Carter Hoskins, Dave Achonu, Jacob Moran

11th Grade

Baldwin Senior High School

Have you ever wondered what drives the Joker, the iconic villain from DC Comics, to his maniacal behavior? In the video game “Arkham Knight,” the Joker suffers from a mutated version of a rare and fatal neurological disorder known as Creutzfeldt-Jakob disease. If you haven’t heard of this disease, don’t fret; it doesn’t take a caped crusader to understand this disorder.

Although the video game depiction of Creutzfeldt-Jakob disease is merely fictional, it did get one thing correct: Creutzfeldt-Jakob disease is likely caused by abnormally shaped proteins, or prions. This process contributes to the formation of prion aggregates—harmful clumps of protein—that damage the brain and results in a slew of neurological complications.

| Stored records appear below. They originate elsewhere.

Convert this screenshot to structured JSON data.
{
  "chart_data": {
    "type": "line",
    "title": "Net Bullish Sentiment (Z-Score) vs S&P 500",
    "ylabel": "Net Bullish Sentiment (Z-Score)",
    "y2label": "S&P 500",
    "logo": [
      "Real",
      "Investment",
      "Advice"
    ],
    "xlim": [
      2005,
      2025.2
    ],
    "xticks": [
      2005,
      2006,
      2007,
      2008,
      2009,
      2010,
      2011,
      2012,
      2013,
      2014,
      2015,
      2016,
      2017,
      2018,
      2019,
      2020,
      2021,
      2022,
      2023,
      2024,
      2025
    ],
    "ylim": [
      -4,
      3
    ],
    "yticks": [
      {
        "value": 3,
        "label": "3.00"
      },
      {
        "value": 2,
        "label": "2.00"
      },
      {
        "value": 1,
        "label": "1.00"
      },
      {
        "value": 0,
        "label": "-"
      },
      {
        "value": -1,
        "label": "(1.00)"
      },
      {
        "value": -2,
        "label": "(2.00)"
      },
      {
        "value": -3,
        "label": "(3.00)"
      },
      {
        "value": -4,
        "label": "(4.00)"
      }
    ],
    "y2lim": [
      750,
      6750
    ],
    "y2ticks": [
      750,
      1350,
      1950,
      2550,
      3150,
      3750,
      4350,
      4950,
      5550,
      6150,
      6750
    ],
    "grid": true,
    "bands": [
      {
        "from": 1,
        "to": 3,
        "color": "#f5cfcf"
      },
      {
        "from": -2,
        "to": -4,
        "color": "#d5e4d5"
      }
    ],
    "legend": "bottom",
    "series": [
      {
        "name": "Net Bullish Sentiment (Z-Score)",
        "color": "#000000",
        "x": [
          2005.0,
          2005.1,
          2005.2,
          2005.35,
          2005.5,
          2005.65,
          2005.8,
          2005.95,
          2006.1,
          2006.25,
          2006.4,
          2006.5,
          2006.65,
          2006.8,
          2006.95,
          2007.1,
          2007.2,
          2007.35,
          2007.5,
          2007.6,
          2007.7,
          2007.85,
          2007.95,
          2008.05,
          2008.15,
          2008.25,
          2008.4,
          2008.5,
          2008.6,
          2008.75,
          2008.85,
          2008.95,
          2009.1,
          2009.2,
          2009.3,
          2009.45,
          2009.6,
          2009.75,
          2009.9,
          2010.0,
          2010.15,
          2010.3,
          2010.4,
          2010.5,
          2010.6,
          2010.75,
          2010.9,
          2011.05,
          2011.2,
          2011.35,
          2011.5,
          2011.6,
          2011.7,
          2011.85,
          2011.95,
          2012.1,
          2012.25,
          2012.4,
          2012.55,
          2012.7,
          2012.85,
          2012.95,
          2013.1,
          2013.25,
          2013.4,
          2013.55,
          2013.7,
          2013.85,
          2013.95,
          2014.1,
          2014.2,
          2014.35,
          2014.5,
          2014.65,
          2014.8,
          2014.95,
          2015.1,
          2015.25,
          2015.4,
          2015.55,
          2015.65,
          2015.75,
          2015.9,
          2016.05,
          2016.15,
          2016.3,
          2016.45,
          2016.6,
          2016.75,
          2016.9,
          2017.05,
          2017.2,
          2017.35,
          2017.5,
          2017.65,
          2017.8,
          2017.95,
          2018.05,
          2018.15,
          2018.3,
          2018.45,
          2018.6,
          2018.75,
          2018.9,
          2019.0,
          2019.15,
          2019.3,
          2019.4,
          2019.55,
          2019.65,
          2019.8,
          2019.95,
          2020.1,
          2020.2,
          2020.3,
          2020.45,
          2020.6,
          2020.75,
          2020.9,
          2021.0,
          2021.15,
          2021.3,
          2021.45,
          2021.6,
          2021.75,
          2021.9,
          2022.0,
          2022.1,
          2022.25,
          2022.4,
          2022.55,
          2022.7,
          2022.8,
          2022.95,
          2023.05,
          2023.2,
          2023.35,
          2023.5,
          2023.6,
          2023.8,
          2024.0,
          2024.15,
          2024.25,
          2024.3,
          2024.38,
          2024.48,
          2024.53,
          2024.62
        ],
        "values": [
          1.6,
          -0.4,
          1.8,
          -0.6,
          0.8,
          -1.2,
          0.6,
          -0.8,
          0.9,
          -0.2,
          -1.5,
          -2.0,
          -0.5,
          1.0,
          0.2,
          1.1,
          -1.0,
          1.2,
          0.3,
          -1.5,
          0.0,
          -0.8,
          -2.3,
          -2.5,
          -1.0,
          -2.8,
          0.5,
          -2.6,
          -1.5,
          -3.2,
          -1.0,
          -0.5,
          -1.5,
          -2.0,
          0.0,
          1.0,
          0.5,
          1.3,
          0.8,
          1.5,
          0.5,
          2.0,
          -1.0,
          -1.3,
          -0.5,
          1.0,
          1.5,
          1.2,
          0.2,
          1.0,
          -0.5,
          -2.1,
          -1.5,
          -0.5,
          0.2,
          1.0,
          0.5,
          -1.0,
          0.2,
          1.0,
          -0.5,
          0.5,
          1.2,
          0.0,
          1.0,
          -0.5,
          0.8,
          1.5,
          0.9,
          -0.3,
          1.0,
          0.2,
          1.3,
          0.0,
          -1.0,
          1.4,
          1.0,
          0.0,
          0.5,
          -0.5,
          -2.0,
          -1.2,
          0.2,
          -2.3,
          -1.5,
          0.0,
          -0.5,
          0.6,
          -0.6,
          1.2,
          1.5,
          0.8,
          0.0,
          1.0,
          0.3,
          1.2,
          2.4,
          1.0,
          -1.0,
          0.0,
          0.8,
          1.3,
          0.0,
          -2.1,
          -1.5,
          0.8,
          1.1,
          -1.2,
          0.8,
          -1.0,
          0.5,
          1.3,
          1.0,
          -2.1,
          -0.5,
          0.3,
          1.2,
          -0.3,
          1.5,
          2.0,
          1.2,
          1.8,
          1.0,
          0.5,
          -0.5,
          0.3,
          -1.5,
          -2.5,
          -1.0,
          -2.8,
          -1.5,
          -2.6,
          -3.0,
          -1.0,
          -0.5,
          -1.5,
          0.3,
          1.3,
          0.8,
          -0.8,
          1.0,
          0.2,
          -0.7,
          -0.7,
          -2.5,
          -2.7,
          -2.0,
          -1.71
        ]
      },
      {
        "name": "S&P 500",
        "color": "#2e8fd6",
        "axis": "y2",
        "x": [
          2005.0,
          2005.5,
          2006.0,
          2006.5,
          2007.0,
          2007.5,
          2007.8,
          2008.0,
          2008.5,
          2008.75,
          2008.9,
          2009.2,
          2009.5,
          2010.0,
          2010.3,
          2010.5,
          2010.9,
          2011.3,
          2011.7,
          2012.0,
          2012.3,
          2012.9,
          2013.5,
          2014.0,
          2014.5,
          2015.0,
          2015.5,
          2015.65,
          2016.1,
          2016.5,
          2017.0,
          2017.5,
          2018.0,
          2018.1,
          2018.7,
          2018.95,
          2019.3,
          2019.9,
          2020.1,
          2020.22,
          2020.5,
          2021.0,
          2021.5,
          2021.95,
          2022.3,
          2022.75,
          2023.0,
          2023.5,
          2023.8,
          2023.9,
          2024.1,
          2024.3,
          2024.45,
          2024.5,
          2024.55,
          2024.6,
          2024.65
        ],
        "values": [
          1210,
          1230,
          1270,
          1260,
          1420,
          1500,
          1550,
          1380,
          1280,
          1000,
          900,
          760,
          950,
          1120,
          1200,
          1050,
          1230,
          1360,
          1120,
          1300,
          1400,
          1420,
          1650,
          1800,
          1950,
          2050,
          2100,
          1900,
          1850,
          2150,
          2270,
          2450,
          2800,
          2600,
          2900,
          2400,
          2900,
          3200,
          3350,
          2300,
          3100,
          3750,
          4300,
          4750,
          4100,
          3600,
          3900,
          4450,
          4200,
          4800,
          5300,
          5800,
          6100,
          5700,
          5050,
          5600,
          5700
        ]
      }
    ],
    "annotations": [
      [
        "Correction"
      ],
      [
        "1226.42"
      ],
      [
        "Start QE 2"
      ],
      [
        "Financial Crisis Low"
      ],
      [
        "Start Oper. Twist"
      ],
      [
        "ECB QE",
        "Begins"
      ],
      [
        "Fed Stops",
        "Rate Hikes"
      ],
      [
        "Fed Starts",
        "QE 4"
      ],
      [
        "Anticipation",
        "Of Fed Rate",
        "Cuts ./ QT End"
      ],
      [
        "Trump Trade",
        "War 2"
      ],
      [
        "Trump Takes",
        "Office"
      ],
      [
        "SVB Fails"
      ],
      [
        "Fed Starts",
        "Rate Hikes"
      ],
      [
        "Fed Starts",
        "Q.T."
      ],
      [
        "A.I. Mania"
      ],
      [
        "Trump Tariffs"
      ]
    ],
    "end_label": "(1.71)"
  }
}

Though Creutzfeldt-Jakob disease doesn’t result in villainous hysteria, its symptoms can seem like the work of evil. When highlighting the hallmarks of Creutzfeldt-Jakob disease, experts often compare it to Alzheimer’s disease, due to its familiarity with the general population. While patients of both disorders exhibit similar symptoms, the physical manifestations of Creutzfeldt-Jakob disease are often greater in magnitude. Stanford Medicine describes the complications associated with this disorder as memory impairment, cognitive decline, personality alterations, and compromised musculoskeletal control. In some rare cases, Creutzfeldt-Jakob disease can result in pathological laughing, reminiscent of the Joker’s infamous cackle. These symptoms develop swiftly, resulting in more severe complications, such as falling into a comatose state and eventually death.

At this point, you may be wondering how this disease develops; fortunately, it has nothing to do with criminal clowns. The mechanisms of Creutzfeldt-Jakob disease and other prion disorders are not yet fully understood by experts in the field. However, neurologists theorize that prion disorders develop as a result of misfolded proteins in the cerebrum.

Misshapen proteins, or prions, induce nearby, unsuspecting healthy proteins to adopt their abnormal structure. These irregular proteins rapidly proliferate, infecting more, otherwise healthy proteins, like a zombie apocalypse on the molecular level. The infected protein conglomerate forms harmful aggregates in the brain and wreaks havoc. According to neurologist Stanley Prusiner, these aggregates “accumulate primarily in the cerebral cortex,” the region of the brain responsible for memory, critical thinking, and personality. These physiological changes are responsible for the characteristic symptoms of Creutzfeldt-Jakob disease.

Currently, there is no cure or reliable preventative methods for prion diseases, and treatment interventions are limited to symptomatic relief. Although Creutzfeldt-Jakob disease is a rare disorder, researching this affliction is vital. Creutzfeldt-Jakob disease is part of a large group of neurodegenerative disorders caused by abnormal protein aggregates, including Alzheimer’s disease and Parkinson’s disease. According to biochemist Yusuf Tutar, “millions of people are affected [by] these diseases.” Studying disorders such as Creutzfeldt-Jakob disease allows for a greater understanding of these diseases and will pave the way toward discovering treatments, impacting the lives of millions. While the Joker's madness may be fictional, and the likelihood of Creutzfeldt-Jakob disease mutating into a Joker-esque disease is minuscule, the real-world implications of protein aggregate diseases are all too real, and understanding these conditions is crucial to developing effective treatments.